Harry Potter, Frodo Beutlin, selbst der nie auffindbare Mitarbeiter im Baumarkt – sie alle haben, wovon viele träumen. Eine Tarnkappe, die einen für andere Mitmenschen unsichtbar machen kann.
Zwei Forschergruppen haben nun unabhängig voneinander zwei unterschiedliche Konzepte vorgestellt, womit dieser Traum Wirklichkeit werden könnte. Inspiriert wurden die Forscher, wie so oft, von der Natur. Kopffüßer, dazu zählen unter anderem Tintenfische und Kalmare, sind in der Lage, augenblicklich ihre Farbe sowie die Struktur ihrer Haut ändern zu können. Dazu benutzen sie Muskeln, die die Gestalt kleiner Pigmentsäcke in ihrer Haut ändert, von Kugeln zu plattgedrückten Pfannkuchen, was diese Effekte hervorruft.


Mit Plaste und Elaste in die Zukunft?

Nach ähnlichem Prinzip hat die Arbeitsgruppe um Xuanhe Zhao aus Boston ein Elastomer entwickelt, welches durch Anlegen einer Spannung in der Lage ist, ein fluoreszentes Muster hervorzurufen. Weiterhin verändert das Elastomer seine Form, es wird buckelig und wellig, was es hervorragend als Schutzschicht für Bootsrümpfe macht, da auf Grund seiner Formänderung bis zu 90% der anhaftenden Organismen zerstört (sogenanntes Anti-Fouling).

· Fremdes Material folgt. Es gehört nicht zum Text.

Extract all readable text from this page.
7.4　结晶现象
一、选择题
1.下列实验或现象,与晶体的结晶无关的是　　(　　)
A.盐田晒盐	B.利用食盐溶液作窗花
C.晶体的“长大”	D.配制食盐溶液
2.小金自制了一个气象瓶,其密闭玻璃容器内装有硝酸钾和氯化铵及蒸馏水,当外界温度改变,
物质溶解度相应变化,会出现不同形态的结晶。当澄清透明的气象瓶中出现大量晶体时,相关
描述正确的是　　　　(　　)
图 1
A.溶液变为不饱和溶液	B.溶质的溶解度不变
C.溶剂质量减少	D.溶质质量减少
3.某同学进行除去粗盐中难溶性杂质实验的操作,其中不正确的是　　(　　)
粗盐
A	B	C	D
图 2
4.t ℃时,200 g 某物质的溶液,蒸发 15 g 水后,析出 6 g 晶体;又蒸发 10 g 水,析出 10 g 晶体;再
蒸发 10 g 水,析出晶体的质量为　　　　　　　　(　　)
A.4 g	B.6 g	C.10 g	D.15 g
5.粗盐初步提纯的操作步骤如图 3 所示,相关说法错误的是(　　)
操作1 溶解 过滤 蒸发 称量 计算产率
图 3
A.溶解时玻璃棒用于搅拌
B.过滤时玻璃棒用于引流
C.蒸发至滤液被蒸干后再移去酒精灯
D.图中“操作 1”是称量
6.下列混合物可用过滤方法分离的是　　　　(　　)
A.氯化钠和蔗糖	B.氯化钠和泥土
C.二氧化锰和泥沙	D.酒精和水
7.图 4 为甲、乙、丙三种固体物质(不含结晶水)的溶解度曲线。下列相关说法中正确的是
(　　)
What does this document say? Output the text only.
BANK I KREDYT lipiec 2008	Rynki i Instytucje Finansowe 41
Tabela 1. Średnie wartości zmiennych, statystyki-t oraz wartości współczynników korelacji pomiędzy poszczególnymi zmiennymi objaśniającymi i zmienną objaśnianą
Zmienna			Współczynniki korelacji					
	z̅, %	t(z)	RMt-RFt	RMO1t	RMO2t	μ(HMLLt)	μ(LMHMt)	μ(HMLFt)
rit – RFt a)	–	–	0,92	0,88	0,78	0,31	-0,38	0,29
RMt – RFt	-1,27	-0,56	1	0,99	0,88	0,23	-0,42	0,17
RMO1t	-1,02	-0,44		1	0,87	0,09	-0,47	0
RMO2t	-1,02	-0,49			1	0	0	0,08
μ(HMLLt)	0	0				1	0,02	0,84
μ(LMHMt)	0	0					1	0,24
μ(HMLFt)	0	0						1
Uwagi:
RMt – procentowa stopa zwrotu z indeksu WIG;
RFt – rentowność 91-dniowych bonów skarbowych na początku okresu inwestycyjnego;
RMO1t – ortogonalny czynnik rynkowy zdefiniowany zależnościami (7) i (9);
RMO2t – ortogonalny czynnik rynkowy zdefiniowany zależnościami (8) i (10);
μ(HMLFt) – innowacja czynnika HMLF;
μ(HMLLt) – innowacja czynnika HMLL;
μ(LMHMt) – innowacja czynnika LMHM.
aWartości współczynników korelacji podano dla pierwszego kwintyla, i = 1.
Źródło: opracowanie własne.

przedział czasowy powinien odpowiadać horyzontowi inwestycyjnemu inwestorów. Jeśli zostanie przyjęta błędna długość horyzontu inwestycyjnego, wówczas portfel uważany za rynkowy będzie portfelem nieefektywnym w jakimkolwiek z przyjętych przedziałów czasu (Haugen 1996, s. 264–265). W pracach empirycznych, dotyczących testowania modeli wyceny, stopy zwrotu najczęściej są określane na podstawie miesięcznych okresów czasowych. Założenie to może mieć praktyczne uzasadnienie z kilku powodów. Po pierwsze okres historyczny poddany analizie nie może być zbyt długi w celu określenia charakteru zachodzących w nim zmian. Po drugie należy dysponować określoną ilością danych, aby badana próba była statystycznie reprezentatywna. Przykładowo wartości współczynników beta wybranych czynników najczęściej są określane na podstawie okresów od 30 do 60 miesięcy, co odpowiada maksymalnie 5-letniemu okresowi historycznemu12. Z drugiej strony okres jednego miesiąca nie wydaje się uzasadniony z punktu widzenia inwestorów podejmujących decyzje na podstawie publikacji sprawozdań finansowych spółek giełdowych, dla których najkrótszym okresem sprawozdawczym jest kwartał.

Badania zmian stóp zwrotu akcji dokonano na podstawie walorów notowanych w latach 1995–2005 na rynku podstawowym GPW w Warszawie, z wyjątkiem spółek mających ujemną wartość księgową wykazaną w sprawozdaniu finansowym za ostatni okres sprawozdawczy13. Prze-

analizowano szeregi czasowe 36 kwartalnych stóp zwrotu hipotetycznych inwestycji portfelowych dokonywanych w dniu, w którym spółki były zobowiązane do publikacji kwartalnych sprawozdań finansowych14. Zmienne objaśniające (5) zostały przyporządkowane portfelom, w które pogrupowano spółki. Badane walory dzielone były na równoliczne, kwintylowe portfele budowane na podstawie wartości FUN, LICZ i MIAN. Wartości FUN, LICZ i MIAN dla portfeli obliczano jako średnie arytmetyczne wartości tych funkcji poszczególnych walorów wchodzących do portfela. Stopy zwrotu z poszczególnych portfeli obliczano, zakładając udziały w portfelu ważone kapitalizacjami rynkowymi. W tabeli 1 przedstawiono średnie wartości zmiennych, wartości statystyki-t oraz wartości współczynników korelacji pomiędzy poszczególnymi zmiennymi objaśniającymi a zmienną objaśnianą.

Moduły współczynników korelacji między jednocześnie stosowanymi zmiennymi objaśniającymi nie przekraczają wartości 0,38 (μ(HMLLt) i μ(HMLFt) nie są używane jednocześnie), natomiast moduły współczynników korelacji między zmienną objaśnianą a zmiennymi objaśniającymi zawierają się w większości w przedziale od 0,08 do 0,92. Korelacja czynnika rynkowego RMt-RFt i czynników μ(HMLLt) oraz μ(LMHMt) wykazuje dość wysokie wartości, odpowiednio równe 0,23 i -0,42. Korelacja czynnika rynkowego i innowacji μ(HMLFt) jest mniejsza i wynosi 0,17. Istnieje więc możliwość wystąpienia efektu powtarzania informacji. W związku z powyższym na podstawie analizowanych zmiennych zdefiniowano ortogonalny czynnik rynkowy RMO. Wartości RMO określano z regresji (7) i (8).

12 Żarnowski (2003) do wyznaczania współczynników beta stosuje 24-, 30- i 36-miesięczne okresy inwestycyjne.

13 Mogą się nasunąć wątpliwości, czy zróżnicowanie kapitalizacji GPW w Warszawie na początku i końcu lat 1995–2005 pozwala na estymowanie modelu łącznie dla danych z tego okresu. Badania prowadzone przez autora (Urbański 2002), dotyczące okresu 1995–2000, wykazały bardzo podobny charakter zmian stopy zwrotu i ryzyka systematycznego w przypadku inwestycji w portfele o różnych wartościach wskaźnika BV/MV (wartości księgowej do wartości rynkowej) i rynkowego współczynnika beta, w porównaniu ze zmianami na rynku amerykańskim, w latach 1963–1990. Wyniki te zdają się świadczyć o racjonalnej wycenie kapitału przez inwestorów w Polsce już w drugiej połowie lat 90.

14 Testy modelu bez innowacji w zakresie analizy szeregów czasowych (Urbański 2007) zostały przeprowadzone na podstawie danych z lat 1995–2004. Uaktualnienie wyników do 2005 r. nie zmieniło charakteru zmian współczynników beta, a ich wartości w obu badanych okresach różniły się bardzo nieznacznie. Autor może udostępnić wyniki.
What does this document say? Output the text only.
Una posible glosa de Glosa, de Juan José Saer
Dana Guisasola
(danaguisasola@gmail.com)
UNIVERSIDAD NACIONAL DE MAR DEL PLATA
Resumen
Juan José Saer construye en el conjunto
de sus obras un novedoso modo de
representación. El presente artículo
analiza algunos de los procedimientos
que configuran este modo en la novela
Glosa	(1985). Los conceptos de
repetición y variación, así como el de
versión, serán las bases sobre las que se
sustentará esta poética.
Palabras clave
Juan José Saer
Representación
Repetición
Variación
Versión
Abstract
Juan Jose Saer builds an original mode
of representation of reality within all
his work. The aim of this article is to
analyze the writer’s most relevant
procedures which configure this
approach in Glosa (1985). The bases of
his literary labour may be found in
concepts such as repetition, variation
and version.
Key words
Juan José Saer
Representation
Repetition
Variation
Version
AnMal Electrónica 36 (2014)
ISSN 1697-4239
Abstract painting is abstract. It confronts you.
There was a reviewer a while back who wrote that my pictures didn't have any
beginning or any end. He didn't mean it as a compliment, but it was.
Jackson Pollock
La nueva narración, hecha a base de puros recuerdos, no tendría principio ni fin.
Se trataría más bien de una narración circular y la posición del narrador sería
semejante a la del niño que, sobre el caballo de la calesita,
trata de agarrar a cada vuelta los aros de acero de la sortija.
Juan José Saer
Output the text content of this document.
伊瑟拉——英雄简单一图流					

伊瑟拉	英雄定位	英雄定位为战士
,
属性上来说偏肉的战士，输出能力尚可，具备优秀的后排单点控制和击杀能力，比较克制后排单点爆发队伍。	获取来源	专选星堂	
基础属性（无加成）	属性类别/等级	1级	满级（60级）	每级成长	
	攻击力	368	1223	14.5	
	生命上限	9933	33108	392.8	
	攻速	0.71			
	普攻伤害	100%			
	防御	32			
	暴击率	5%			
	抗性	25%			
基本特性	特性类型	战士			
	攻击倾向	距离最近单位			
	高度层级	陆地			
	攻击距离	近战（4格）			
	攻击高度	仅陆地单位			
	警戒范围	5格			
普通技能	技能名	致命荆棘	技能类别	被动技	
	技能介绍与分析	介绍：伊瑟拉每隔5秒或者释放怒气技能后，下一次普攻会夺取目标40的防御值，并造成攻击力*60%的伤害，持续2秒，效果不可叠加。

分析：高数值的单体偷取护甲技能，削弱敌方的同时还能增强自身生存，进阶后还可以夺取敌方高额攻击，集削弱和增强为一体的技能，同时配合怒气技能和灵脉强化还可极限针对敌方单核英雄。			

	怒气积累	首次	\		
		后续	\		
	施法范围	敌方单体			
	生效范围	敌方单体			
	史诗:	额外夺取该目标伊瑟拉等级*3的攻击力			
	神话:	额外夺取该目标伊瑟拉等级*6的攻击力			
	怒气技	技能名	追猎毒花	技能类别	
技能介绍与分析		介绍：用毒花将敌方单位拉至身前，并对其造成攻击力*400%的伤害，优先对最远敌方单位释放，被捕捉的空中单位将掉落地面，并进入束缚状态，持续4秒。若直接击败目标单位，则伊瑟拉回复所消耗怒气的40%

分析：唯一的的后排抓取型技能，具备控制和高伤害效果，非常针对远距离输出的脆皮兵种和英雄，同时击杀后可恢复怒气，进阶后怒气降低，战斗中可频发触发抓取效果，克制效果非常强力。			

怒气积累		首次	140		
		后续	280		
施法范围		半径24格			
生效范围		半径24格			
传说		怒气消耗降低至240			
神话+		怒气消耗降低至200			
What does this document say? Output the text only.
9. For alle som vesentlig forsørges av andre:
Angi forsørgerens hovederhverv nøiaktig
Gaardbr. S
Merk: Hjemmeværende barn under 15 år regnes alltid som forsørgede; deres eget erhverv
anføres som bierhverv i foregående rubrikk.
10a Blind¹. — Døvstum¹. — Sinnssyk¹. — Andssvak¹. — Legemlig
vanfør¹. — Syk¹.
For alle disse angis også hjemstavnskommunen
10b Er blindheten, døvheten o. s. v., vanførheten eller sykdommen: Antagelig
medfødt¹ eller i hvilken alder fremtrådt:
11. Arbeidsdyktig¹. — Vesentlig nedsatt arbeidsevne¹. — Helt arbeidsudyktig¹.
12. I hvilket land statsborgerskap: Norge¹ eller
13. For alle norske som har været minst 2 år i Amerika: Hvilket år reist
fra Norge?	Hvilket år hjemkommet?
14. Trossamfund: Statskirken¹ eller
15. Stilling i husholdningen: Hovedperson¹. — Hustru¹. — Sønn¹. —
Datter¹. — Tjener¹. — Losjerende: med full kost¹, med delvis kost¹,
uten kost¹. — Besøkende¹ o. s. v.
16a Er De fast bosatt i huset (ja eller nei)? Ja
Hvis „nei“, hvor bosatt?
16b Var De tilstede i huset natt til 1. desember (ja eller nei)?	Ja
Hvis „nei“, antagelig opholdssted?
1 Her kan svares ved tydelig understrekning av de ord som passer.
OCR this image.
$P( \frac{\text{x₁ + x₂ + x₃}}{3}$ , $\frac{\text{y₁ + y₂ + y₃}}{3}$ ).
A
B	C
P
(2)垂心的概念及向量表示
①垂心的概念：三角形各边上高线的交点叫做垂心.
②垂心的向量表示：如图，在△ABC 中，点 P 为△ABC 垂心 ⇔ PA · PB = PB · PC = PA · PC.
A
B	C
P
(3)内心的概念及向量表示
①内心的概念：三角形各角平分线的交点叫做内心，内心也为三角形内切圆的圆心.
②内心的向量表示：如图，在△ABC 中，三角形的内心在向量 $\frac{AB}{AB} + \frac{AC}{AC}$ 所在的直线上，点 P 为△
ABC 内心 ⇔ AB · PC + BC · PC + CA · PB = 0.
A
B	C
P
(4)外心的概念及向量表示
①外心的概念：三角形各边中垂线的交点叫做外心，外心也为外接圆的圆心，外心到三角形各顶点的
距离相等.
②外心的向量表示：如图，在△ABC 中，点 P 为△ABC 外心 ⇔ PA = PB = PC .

Der Vorteil besteht in der Flexibilität und der einfachen Herstellung des Elastomers, wodurch eine große Vielfalt an „tarnbaren“ Objekten entsteht. Nachteilig ist hierbei das geringe Farbspektrum, welches bedient werden kann.


Aluminiumdrähte als Bildschirm

Ein anderer Weg zur Tarnkappe könnte über die Elektronenstrahllitografie führen, wie sie von der Arbeitsgruppe um Naomi Halas von der Rice University eingesetzt wurde. Dazu werden auf einem leitfähigen glasartigen Substrat (ITO) winzige Aluminiumdrähte, 100 nm lang und 40 nm breit, mittels eines Elektronenstrahls abgeschieden. Dadurch ist es möglich, dass ein Pixel etwa 40-mal kleiner ist, als ein „herkömmlicher“ Pixel, wie man ihn von LCD-Geräten kennt.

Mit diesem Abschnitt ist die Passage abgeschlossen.